As someone who has devoted much of her academic life to the work of Mary Shelley, the relationship between Frankenstein and Halloween has always interested me. In the 21st century, it is hard to think about Halloween without thinking about some of the iconic characters associated with the holiday: the Mummy, Dracula, and, of course, Frankenstein’s monster.
In the part of North America where I’m from, I don’t think I’ve ever experienced the Halloween season without the iconic image of the Creature being plastered everywhere I look. Going into any local store, one can easily find rows of decorations and candy dedicated to everyone’s favourite monster. Even social media got in on the Frankenstein action this year, with Facebook users being able to choose a little Creature icon to express their feelings on friend’s status updates. And then there are the costumes. People of all ages have put on the Creature costume, and much to my enjoyment, even pets can now get in on the action (my favourite of which — Frankenpug — is shown in the picture that opened my entry).
This iconic costume is, as most people know, not representative of the watery-eyed, Milton-quoting Creature that Mary Shelley described in her novel. Instead, the Creature we see comes from the mind of Boris Karloff, whose 1931 Frankenstein film adaptation debuted the square-headed, bolt-necked, goofy green monster we know and love today. Why did this version of the Creature capture people’s attention so much that they choose to plaster their houses with his face and clothe their children in his form? Is this version of the Creature really that different from the one in Shelley’s text?
Many consider the Creature’s iconic image as a bastardization of Shelley’s grotesque creation – a bastardization that strips the character of all the philosophical gravitas that Shelley endowed him with. I, however, take a different approach to the topic.
In my own MA thesis research, I’ve constantly been faced with the question of who, or what, does the Creature in Frankenstein represent. Is he a manifestation of Shelley’s frustrations of growing up without a mother? Does his fractured body represent the fractured selfhood of the nineteenth-century woman? Or is he really just something Shelley saw once in a dream? Naturally, I’ve yet to come up with an answer – at least not to these questions.

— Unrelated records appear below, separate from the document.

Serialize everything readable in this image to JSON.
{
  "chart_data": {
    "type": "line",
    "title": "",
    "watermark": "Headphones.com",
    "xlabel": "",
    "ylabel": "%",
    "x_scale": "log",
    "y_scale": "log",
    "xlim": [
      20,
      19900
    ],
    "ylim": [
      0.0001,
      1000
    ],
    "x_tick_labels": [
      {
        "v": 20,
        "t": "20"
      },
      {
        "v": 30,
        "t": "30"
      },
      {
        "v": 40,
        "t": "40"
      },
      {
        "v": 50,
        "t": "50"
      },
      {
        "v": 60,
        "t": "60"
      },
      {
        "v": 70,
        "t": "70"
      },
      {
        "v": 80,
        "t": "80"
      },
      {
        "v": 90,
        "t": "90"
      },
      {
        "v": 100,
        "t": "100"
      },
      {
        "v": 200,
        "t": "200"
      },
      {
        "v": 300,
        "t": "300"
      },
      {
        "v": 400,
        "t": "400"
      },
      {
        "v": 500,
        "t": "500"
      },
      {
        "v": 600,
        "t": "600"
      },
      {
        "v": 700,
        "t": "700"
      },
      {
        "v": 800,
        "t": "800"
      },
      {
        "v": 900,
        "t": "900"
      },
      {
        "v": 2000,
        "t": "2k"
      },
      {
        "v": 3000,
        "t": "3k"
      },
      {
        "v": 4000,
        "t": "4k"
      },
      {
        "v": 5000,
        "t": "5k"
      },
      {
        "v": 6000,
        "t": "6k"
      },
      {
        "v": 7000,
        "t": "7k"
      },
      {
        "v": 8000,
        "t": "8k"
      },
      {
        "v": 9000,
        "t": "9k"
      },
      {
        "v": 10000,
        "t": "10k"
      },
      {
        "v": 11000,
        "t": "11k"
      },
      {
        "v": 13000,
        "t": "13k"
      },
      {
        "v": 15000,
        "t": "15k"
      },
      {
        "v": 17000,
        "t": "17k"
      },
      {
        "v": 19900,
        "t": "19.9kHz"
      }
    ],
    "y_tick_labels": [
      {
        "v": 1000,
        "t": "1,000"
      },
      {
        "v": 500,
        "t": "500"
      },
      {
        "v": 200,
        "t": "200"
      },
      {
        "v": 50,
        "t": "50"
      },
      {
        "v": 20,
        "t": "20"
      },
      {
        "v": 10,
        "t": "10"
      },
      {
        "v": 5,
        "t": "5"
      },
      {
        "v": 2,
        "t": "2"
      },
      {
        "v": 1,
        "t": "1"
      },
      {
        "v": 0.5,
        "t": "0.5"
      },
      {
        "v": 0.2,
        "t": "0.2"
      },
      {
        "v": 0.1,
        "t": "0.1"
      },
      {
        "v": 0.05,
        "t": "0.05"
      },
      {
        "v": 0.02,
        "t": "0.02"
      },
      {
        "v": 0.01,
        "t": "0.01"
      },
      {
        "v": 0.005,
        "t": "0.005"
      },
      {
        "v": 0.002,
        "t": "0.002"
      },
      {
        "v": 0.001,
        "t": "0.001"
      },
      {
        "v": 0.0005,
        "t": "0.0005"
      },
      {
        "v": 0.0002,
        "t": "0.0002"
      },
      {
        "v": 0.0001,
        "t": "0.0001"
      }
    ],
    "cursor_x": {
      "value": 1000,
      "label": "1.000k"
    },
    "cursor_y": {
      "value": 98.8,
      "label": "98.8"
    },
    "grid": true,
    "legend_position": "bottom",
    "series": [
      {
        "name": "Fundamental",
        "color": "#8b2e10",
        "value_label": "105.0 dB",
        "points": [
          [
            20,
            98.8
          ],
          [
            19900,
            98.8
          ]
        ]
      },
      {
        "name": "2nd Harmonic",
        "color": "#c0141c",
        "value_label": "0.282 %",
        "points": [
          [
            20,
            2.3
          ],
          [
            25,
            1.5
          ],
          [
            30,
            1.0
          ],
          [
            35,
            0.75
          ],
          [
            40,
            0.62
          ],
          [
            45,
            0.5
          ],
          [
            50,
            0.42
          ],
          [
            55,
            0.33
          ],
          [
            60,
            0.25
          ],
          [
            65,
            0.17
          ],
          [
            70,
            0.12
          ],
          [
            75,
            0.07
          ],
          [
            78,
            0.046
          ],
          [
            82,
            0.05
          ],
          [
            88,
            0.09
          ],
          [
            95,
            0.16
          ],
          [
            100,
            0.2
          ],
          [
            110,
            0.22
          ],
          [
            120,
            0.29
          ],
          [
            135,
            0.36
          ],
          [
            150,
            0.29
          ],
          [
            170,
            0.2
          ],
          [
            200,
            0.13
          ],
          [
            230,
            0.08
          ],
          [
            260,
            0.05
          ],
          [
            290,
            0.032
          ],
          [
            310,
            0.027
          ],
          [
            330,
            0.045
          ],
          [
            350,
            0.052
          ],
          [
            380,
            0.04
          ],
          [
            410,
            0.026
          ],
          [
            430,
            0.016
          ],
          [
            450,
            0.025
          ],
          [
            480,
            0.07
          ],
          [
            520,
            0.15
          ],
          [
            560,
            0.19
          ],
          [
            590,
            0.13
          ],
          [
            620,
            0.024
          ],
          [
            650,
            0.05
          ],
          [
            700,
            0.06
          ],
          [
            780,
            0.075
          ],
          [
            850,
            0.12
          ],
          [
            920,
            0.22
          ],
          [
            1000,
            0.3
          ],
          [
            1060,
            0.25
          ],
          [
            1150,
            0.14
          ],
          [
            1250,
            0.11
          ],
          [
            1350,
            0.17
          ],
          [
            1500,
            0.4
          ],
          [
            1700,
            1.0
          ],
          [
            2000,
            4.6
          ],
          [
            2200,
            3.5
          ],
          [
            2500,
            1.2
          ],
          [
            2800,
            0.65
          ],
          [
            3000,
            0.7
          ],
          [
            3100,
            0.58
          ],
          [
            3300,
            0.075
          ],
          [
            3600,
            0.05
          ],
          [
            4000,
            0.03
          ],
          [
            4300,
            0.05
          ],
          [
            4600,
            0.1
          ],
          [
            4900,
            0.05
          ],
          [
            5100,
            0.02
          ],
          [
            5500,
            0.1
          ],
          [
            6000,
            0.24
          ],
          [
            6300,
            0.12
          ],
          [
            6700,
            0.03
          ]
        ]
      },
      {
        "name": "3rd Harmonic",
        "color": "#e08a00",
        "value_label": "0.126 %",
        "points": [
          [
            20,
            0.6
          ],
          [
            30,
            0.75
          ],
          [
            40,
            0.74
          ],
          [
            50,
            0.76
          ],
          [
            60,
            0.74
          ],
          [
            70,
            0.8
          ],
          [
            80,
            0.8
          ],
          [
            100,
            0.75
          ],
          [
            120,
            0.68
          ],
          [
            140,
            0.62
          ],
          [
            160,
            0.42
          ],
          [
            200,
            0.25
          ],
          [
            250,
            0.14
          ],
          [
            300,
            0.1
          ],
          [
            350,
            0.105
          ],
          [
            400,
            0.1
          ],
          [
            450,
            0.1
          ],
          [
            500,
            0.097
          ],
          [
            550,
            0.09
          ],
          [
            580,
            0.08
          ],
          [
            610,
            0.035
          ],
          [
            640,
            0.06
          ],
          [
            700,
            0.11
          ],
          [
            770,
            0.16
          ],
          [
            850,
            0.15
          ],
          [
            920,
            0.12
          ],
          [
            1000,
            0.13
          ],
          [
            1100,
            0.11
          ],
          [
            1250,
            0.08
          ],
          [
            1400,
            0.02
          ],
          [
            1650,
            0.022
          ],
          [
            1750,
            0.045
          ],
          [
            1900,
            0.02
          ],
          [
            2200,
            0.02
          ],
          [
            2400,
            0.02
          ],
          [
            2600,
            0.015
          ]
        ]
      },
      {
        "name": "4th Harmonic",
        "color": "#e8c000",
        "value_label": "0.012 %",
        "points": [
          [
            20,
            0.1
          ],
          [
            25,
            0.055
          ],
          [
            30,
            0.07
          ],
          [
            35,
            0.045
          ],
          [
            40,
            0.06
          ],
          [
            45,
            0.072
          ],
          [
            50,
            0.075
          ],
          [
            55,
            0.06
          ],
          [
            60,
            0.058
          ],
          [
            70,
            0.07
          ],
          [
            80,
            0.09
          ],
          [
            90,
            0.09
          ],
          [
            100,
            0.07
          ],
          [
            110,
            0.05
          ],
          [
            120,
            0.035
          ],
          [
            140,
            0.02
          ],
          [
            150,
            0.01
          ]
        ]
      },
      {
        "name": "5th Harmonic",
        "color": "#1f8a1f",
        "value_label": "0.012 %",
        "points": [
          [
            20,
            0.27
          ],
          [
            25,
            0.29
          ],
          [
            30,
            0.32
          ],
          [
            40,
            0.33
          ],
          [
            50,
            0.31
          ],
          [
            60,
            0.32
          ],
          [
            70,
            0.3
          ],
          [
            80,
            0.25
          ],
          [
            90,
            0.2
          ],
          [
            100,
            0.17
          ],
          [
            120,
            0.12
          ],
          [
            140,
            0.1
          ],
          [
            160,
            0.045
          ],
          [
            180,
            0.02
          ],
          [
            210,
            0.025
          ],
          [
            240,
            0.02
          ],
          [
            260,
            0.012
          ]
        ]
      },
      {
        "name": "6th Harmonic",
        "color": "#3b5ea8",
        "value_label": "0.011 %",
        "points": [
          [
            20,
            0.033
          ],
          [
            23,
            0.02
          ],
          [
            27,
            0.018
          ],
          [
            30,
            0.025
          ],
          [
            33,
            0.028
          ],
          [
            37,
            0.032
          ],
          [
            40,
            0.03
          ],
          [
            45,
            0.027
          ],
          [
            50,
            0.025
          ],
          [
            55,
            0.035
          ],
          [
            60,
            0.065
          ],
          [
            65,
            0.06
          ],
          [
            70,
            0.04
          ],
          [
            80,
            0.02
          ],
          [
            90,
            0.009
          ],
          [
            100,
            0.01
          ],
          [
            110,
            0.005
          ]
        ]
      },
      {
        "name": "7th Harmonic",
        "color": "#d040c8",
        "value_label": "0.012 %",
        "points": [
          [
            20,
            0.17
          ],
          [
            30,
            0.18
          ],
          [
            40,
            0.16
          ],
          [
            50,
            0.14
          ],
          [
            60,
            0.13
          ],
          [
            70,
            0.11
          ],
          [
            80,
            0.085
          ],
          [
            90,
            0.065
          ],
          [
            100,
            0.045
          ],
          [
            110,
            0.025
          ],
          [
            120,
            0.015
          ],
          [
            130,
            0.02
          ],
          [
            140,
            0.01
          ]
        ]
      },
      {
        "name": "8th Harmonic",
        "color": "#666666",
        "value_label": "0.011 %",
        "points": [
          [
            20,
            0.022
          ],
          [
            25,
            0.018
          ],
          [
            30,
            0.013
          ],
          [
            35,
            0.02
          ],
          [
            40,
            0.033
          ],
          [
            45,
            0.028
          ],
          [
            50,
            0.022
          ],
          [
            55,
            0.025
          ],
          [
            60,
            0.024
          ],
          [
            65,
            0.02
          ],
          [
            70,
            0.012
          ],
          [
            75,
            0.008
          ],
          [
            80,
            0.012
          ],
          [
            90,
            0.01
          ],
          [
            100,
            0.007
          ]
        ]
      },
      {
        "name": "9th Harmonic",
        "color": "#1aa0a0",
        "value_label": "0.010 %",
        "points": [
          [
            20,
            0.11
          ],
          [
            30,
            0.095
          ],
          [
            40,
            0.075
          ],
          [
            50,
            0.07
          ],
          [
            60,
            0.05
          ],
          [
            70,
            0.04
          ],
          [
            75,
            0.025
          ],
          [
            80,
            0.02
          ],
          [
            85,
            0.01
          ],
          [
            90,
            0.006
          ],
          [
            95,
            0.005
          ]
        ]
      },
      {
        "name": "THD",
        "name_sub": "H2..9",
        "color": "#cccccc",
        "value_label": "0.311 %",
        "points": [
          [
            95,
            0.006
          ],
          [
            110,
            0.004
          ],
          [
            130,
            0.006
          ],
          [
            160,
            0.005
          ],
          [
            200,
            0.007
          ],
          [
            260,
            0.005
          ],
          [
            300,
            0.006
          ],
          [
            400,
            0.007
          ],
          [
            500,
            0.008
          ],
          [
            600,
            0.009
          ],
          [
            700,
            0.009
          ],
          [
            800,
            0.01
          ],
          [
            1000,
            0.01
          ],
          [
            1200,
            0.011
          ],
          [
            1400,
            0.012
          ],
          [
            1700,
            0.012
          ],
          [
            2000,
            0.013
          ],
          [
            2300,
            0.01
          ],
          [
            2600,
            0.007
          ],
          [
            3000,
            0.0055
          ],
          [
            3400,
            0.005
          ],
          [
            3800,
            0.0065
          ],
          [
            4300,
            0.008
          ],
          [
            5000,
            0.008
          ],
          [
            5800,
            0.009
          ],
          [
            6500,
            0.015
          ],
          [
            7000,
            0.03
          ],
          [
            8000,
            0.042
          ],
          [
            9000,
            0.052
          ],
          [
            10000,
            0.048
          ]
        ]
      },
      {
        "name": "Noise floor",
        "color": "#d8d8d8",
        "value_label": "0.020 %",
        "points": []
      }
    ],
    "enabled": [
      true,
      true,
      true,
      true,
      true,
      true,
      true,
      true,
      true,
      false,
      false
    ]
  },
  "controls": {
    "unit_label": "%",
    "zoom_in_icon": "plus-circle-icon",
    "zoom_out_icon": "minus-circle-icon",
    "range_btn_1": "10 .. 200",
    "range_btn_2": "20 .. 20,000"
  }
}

For me, the Creature takes on a part of everyone who reads about him, sees him on film, or dons his big green head. I know that when I see a child grinning from ear-to-ear with bolts coming out of their neck, eagerly running between houses on Halloween night, it reminds me of the Creature’s innocence as he experienced the world for the first time. And when I see a pug dressed up in Creature garb, it reminds me that, as an academic, sometimes I take myself and the world around me way too seriously.
Overall, I say, on Halloween, be the Frankenstein’s monster you’ve always wanted to be. And if one happens to come to your door, make sure you don’t slip a copy of Paradise Lost in with the candy.